Uma plantação é uma máquina que reúne terra, trabalho e capital em grandes quantidades com o objetivo de produzir monoculturas para um mercado mundial. É intrinsecamente colonial, baseada no pressuposto de que as pessoas da região são incapazes de produzir com eficiência. Assume o controle da vida: espaço, tempo, flora, fauna, água, produtos químicos, pessoas. É de propriedade de uma grande empresa e administrada segundo linhas burocráticas.

Tania Li, Plantation Life, Duke University Press, 2021

 

As lutas pela terra cumpriram um papel importante nos movimentos anticoloniais de meados do século XX no Sudeste Asiático. Em alguns casos (por exemplo, no norte do Vietnã), os alvos eram principalmente proprietários locais que se beneficiavam de sua associação com o regime colonial. Eles tinham propriedades de uns poucos hectares, no máximo. Em outros lugares, no entanto, foram os proprietários de plantações muito maiores (franceses na Indochina, holandeses na Indonésia, britânicos na Birmânia e na Malásia, e estadunidenses nas Filipinas) que se tornaram alvo do ímpeto independentista, e sua associação com a desigualdade acentuada levou os movimentos de independência para a esquerda.

Diante desse histórico, há claras ironias na retomada do modelo de concessões no século XXI, principalmente porque países com histórico de reformas agrárias socialistas parecem ter aplicado o modelo com especial entusiasmo. Pequenos agricultores no Camboja, no Laos, em Mianmar e no Vietnã vivenciaram expropriação de terras por meio de apropriações disfarçadas de concessões. Em países como Filipinas, Indonésia e Tailândia, que decretaram reformas redistributivas preventivas para compensar a agitação rural, as concessões fazem parte de uma reconcentração da propriedade da terra. Isso levanta questões sobre as razões para essa volta do modelo de latifúndio em grande escala e seus impactos sobre os pequenos proprietários e as florestas da região.

Essencialmente, o modelo de concessão envolve uma agência do governo que dá a uma empresa comercial o direito de extrair recursos em grande escala e/ou usar a terra para cultivos perenes ou anuais, geralmente na forma de arrendamentos de longo prazo. As concessões incluem não apenas plantações agrícolas, mas também outras atividades como silvicultura (florestamento e plantações de árvores de rápido crescimento), mineração, pedreiras, energia hidrelétrica, turismo e desenvolvimento industrial – este último muitas vezes nas chamadas zonas econômicas especiais, que têm leis trabalhistas e ambientais diferentes das do resto do país em questão. Muitas concessões no Sudeste Asiático, mas longe de serem todas, são para empresas de países vizinhos. Na parte continental dessa região, os governos dos países menos industrializados – Camboja, Laos e Mianmar – celebraram contratos de concessão principalmente com empresas da China, da Tailândia e do Vietnã. Empresas de Cingapura e da Malásia investem no dendê indonésio.

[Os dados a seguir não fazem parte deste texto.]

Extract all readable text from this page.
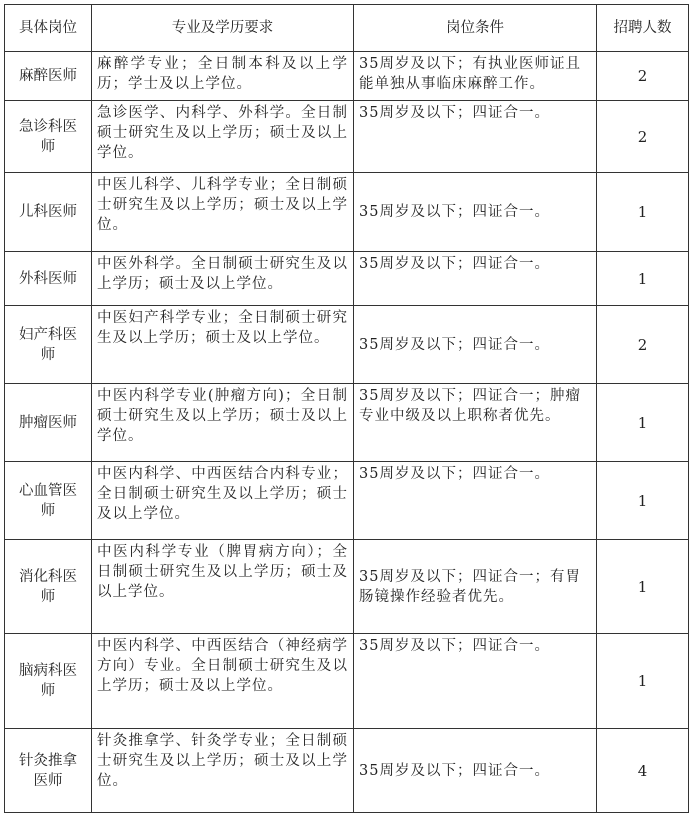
具体岗位	专业及学历要求	岗位条件	招聘人数
麻醉医师	麻醉学专业；全日制本科及以上学历；学士及以上学位。	35周岁及以下；有执业医师证且能单独从事临床麻醉工作。	2
急诊科医师	急诊医学、内科学、外科学。全日制硕士研究生及以上学历；硕士及以上学位。	35周岁及以下；四证合一。	2
儿科医师	中医儿科学、儿科学专业；全日制硕士研究生及以上学历；硕士及以上学位。	35周岁及以下；四证合一。	1
外科医师	中医外科学。全日制硕士研究生及以上学历；硕士及以上学位。	35周岁及以下；四证合一。	1
妇产科医师	中医妇产科学专业；全日制硕士研究生及以上学历；硕士及以上学位。	35周岁及以下；四证合一。	2
肿瘤医师	中医内科学专业(肿瘤方向)；全日制硕士研究生及以上学历；硕士及以上学位。	35周岁及以下；四证合一；肿瘤专业中级及以上职称者优先。	1
心血管医师	中医内科学、中西医结合内科专业；全日制硕士研究生及以上学历；硕士及以上学位。	35周岁及以下；四证合一。	1
消化科医师	中医内科学专业（脾胃病方向）；全日制硕士研究生及以上学历；硕士及以上学位。	35周岁及以下；四证合一；有胃肠镜操作经验者优先。	1
脑病科医师	中医内科学、中西医结合（神经病学方向）专业。全日制硕士研究生及以上学历；硕士及以上学位。	35周岁及以下；四证合一。	1
针灸推拿医师	针灸推拿学、针灸学专业；全日制硕士研究生及以上学历；硕士及以上学位。	35周岁及以下；四证合一。	4
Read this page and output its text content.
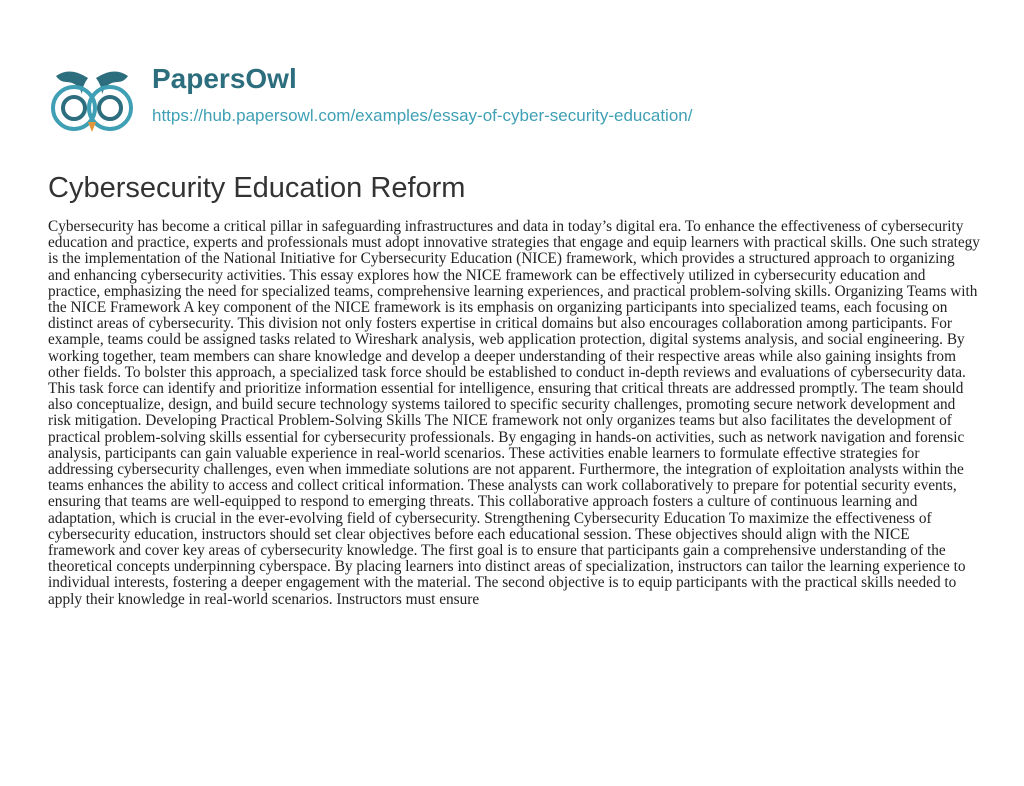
PapersOwl
https://hub.papersowl.com/examples/essay-of-cyber-security-education/
Cybersecurity Education Reform

Cybersecurity has become a critical pillar in safeguarding infrastructures and data in today’s digital era. To enhance the effectiveness of cybersecurity education and practice, experts and professionals must adopt innovative strategies that engage and equip learners with practical skills. One such strategy is the implementation of the National Initiative for Cybersecurity Education (NICE) framework, which provides a structured approach to organizing and enhancing cybersecurity activities. This essay explores how the NICE framework can be effectively utilized in cybersecurity education and practice, emphasizing the need for specialized teams, comprehensive learning experiences, and practical problem-solving skills. Organizing Teams with the NICE Framework A key component of the NICE framework is its emphasis on organizing participants into specialized teams, each focusing on distinct areas of cybersecurity. This division not only fosters expertise in critical domains but also encourages collaboration among participants. For example, teams could be assigned tasks related to Wireshark analysis, web application protection, digital systems analysis, and social engineering. By working together, team members can share knowledge and develop a deeper understanding of their respective areas while also gaining insights from other fields. To bolster this approach, a specialized task force should be established to conduct in-depth reviews and evaluations of cybersecurity data. This task force can identify and prioritize information essential for intelligence, ensuring that critical threats are addressed promptly. The team should also conceptualize, design, and build secure technology systems tailored to specific security challenges, promoting secure network development and risk mitigation. Developing Practical Problem-Solving Skills The NICE framework not only organizes teams but also facilitates the development of practical problem-solving skills essential for cybersecurity professionals. By engaging in hands-on activities, such as network navigation and forensic analysis, participants can gain valuable experience in real-world scenarios. These activities enable learners to formulate effective strategies for addressing cybersecurity challenges, even when immediate solutions are not apparent. Furthermore, the integration of exploitation analysts within the teams enhances the ability to access and collect critical information. These analysts can work collaboratively to prepare for potential security events, ensuring that teams are well-equipped to respond to emerging threats. This collaborative approach fosters a culture of continuous learning and adaptation, which is crucial in the ever-evolving field of cybersecurity. Strengthening Cybersecurity Education To maximize the effectiveness of cybersecurity education, instructors should set clear objectives before each educational session. These objectives should align with the NICE framework and cover key areas of cybersecurity knowledge. The first goal is to ensure that participants gain a comprehensive understanding of the theoretical concepts underpinning cyberspace. By placing learners into distinct areas of specialization, instructors can tailor the learning experience to individual interests, fostering a deeper engagement with the material. The second objective is to equip participants with the practical skills needed to apply their knowledge in real-world scenarios. Instructors must ensure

São muitas as consequências sociais e ambientais do modelo de concessões. A terra que é concedida para monoculturas muitas vezes faz parte de sistemas agrícolas extensivos, às margens de planaltos, em terras que costumavam ser cultivadas em sistema de cultivo itinerante por minorias étnicas. As áreas em pousio dentro desses sistemas são classificadas como “terras devastadas” pelas autoridades. As concessões também estão implicadas no desmatamento generalizado, em uma região onde a perda ou a degradação florestal foram mais rápidas do que em qualquer outra parte do mundo.

Existe uma ligação estreita entre as concessões florestais e as concessões de terras. Na Tailândia, até 1989, grande parte das terras florestais do país fora dos parques nacionais e santuários de vida selvagem eram dadas como concessões madeireiras. Naquele ano, a preocupação com os impactos ambientais e humanos da exploração madeireira levou ao cancelamento dessas concessões, muitas das quais abriram áreas florestais para infraestrutura rodoviária e trouxeram mão de obra que resultou no desmatamento de áreas que haviam sido derrubadas por pequenos proprietários. Após o cancelamento das concessões madeireiras, o Real Departamento Florestal deu concessões a grandes investidores para o plantio de culturas arbóreas, incluindo eucalipto e seringueira, em nome do reflorestamento. O polêmico Plano de Ação de Florestas Tropicais (TFAP) do Banco Mundial, de final da década de 1980, estava implicado nessa política de concessões. O resultado foi anos de conflito entre essas plantações e os pequenos proprietários, principalmente pobres, cujas terras não tituladas foram confiscadas, alguns dos quais não tiveram outra opção a não ser desmatar ainda mais para sobreviver. Entre eles, estavam as etnias lao e khmer, no nordeste da Tailândia, e grupos indígenas das terras altas, como os karen, ao norte. No Camboja, o cancelamento das concessões madeireiras na década de 1990 foi seguido pela concessão de terras para fins econômicos, que em princípio seriam usadas para cultivo comercial. Na verdade, grandes extensões de terra foram desmatadas para criar essas fazendas, mas elas nunca foram plantadas, pois o lucro principal estava na madeira e não nas plantações em terras muitas vezes marginais. Um processo semelhante ocorreu em Kalimantan, na Indonésia.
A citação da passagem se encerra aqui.